Others rationalise that if they are awake longer their body needs more calories to stay awake. This rationality is wrong, your BMR (basal metabolic rate) accounts for 24 hours not 12 so your if your BMR is 1200kcal this doesn’t change if you are awake for longer.
The hormone ghrelin is influenced in large parts by sleep patterns. (ghrelin is the hunger hormone produced and released mainly in the stomach). Sleep deprivation can cause rises in ghrelin within the body which will cause a direct rise in hunger and thus you are more likely to over consume food.

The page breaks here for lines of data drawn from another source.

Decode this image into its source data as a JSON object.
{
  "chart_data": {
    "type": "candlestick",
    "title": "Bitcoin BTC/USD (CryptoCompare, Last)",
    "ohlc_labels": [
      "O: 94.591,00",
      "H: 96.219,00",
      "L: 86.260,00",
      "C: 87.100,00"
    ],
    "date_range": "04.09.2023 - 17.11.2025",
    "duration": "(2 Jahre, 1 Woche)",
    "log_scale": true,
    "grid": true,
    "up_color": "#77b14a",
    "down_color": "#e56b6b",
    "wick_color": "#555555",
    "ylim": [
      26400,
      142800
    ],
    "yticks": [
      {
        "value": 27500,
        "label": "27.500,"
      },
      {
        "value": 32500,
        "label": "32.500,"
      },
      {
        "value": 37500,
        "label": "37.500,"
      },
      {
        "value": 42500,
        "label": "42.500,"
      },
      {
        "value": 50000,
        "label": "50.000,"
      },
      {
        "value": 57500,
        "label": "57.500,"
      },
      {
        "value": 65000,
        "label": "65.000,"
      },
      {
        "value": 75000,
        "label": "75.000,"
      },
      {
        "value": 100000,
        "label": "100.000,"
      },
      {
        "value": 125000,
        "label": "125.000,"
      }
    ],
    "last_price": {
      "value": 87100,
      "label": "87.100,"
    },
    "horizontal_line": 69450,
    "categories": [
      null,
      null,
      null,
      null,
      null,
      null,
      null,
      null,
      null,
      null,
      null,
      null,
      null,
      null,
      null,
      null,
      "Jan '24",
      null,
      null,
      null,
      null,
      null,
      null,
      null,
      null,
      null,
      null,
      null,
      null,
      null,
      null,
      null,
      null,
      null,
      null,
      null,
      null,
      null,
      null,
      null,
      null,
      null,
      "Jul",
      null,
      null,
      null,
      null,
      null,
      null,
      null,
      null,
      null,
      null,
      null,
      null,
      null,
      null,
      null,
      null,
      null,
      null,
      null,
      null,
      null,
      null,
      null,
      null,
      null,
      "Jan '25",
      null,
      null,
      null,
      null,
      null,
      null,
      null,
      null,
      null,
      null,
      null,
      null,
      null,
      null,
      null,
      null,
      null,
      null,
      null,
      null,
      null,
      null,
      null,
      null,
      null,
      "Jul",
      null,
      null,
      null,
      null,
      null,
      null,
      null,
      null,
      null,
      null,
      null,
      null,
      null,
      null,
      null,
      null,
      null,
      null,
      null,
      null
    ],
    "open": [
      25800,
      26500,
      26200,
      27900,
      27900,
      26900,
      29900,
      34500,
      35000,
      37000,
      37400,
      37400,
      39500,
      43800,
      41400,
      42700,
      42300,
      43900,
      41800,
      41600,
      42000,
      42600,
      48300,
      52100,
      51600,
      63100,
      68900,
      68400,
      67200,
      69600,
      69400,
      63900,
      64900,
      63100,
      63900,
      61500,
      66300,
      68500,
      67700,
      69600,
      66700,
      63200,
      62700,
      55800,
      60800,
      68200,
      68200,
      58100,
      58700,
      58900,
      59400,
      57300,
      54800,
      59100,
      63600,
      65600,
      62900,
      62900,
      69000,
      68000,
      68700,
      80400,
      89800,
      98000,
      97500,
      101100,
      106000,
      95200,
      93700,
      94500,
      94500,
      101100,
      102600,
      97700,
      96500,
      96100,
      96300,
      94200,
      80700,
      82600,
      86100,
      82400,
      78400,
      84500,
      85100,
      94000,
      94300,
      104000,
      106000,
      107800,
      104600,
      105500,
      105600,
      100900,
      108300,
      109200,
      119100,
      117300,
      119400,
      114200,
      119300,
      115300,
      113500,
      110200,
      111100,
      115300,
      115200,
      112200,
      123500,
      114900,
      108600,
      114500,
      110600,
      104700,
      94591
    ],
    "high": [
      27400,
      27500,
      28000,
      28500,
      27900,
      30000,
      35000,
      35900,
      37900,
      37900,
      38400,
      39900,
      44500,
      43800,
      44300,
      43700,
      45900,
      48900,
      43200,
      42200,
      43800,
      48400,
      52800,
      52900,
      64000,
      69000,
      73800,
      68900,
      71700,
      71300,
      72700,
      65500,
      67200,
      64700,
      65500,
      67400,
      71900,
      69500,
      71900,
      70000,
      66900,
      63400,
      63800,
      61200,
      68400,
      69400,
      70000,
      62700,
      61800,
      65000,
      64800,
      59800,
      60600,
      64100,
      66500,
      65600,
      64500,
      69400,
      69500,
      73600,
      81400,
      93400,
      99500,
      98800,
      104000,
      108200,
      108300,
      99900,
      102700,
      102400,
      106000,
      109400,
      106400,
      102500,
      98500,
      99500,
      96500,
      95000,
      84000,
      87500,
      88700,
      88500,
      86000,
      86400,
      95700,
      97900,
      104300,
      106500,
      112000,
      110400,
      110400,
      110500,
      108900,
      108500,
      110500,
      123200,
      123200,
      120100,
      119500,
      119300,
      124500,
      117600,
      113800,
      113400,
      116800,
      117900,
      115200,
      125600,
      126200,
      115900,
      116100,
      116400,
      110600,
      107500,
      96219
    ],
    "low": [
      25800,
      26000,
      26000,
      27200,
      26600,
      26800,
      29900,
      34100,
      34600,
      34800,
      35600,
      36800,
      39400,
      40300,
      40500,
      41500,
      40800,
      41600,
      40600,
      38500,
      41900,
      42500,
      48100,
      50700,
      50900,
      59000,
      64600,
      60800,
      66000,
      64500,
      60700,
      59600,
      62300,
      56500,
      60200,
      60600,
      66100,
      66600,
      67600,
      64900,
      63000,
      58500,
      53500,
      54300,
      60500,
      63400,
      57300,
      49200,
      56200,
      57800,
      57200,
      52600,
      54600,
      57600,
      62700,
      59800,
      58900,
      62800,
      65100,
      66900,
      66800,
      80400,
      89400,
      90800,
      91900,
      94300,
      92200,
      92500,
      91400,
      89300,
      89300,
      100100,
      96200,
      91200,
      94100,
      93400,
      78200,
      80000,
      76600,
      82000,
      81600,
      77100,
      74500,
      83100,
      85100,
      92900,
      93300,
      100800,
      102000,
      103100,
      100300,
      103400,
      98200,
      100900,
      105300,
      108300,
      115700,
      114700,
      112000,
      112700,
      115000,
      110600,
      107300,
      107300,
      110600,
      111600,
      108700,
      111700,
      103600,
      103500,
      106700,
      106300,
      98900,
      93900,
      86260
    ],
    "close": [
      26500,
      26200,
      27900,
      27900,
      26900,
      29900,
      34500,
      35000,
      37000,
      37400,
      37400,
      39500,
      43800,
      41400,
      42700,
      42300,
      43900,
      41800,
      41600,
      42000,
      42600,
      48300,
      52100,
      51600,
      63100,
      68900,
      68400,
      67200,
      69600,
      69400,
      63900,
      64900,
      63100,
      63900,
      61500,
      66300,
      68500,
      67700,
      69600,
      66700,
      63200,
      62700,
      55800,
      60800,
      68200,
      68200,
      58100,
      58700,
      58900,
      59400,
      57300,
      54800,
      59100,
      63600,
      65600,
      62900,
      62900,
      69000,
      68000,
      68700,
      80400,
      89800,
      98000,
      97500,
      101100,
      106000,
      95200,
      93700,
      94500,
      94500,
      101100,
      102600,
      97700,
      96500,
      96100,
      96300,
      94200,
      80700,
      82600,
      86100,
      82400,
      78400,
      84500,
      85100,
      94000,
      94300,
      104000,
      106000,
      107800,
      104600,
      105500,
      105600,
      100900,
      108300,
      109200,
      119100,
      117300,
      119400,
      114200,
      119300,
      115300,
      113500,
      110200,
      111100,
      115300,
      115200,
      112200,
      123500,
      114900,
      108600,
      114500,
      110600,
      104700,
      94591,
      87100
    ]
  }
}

What can I do to help all this?
Practicing mindfulness training/ meditation/ stress release exercises, can help improve reduce psychological distress and therefore improve stress eating, and decrease the cortisol awakening response. Overt time this will also lead to central fat loss.
Unsurprisingly those who partake in physical exercise regularly experience less psychological anxiety and negative emotions and also recover quicker from times of acute stress. Researcher Dallman is quoted as saying “literally running away from stress is a good idea”.
7-8 hours of sleep each night helps to reduce fatigue in the body, provide growth hormone to help burn fat and reduce cortisol levels in the body.
How to help your sleep 1. Completely dark room will help increase melatonin production in the body. 2. Try to sleep 2-3 hours after dinner when cortisol levels typically diminish 3. Avoid Stimulants up to 6 hours before bed 4. Switch of all mobile signals and wifi in your bedroom and avoid having any technological devices near your bed
Listening to your favourite music during the day is believed to help reduce your cortisol levels by as much as 25% when listened to for more than 15 minutes each day.. (and it can be anything not just slow classical music… for me Ed Sheeran works wonders..)
Keeping a journal.. now whilst this is not for everyone it is a great tool in helping to identify the emotions behind overeating. Understanding the reasons behind your behaviour is an important step in gaining better self-control.